Kürtler, sömürgeci aygıtı onaylamakla, sömürgeci sistemin bir uzvu, aracı haline gelmeyi kabullenmekle kalmıyor gidip mecliste Türkiye'nin bölünmez bütünlüğüne sadık kalacakları üzerine namusları ve şerefleri üzerine bir de yemin ediyorlar. Türkiye'nin bölünmez bütünlüğüne sadık kalınacağı üzerine yemin etmek, Kürdistan'ın bölümüşlüğünü ilelebet korumaya ve savunmaya yemin etmektir, kürtleri toptan yokoloşa sürüklemeye yemin etmektir.

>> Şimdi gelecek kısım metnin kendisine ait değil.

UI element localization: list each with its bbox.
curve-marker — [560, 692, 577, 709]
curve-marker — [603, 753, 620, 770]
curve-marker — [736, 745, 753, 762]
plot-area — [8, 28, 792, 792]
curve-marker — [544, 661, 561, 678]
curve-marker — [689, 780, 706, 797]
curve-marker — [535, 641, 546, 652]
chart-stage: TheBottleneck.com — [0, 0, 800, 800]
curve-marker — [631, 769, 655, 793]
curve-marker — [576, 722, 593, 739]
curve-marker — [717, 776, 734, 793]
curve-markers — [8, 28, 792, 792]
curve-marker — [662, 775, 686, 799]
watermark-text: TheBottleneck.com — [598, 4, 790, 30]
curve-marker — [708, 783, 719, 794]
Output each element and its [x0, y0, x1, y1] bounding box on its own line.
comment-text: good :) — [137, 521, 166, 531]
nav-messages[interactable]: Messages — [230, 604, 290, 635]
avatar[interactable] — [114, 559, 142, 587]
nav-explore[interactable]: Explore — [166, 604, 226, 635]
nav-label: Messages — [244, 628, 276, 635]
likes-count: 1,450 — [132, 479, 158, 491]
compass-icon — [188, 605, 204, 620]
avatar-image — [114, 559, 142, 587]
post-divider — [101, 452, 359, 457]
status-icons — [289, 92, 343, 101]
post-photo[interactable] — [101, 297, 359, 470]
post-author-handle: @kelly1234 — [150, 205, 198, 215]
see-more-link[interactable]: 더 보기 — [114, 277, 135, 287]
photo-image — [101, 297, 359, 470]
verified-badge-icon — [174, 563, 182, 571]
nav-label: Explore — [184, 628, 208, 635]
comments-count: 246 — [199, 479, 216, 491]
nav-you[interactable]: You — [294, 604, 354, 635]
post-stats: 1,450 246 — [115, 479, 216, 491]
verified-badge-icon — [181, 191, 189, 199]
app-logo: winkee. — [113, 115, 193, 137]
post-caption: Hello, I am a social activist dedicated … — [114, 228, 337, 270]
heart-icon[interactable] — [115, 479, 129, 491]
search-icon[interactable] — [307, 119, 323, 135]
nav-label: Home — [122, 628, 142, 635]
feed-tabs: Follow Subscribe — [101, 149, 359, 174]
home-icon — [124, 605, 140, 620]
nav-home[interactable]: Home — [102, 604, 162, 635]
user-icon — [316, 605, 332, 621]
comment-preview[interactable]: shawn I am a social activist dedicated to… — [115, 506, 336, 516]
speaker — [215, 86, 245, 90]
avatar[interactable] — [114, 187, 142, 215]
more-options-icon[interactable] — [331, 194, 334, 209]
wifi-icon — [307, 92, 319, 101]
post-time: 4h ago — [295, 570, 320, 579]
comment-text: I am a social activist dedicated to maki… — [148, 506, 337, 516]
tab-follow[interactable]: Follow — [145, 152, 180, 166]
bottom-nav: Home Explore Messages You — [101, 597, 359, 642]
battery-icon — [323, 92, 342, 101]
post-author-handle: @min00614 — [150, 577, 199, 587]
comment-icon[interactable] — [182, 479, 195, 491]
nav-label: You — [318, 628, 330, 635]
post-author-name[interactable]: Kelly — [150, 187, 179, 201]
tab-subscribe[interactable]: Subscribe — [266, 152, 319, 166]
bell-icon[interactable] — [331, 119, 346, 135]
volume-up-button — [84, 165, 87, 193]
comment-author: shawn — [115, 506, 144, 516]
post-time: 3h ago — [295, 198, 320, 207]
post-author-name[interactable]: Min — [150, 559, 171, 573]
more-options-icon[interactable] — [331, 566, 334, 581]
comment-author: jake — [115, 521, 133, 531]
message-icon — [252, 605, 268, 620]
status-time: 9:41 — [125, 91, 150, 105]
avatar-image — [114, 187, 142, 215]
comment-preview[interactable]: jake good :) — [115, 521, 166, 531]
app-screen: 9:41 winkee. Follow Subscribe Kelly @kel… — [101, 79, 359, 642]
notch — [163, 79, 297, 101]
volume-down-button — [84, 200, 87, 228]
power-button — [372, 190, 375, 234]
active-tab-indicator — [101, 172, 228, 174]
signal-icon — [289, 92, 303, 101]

Kürtlerin gözünü çıkarmaya, ciğerini sökmeye yeminli kürt siyasetçilerini kürt milletinin temsilcileri olarak kabullenmek, sitemin bir aparatı olmayı önüne koymuş siyasi partileri kürtlerin siyasi kurumları olarak görmek, yeryüzünde sadece kürtlere özgü bir aptallık türüdür. Eşi ve benzeri olmayan aptallığın bu denli ağır ve vahim örneğine başkaca hiçbir millette rastlayamazsınız.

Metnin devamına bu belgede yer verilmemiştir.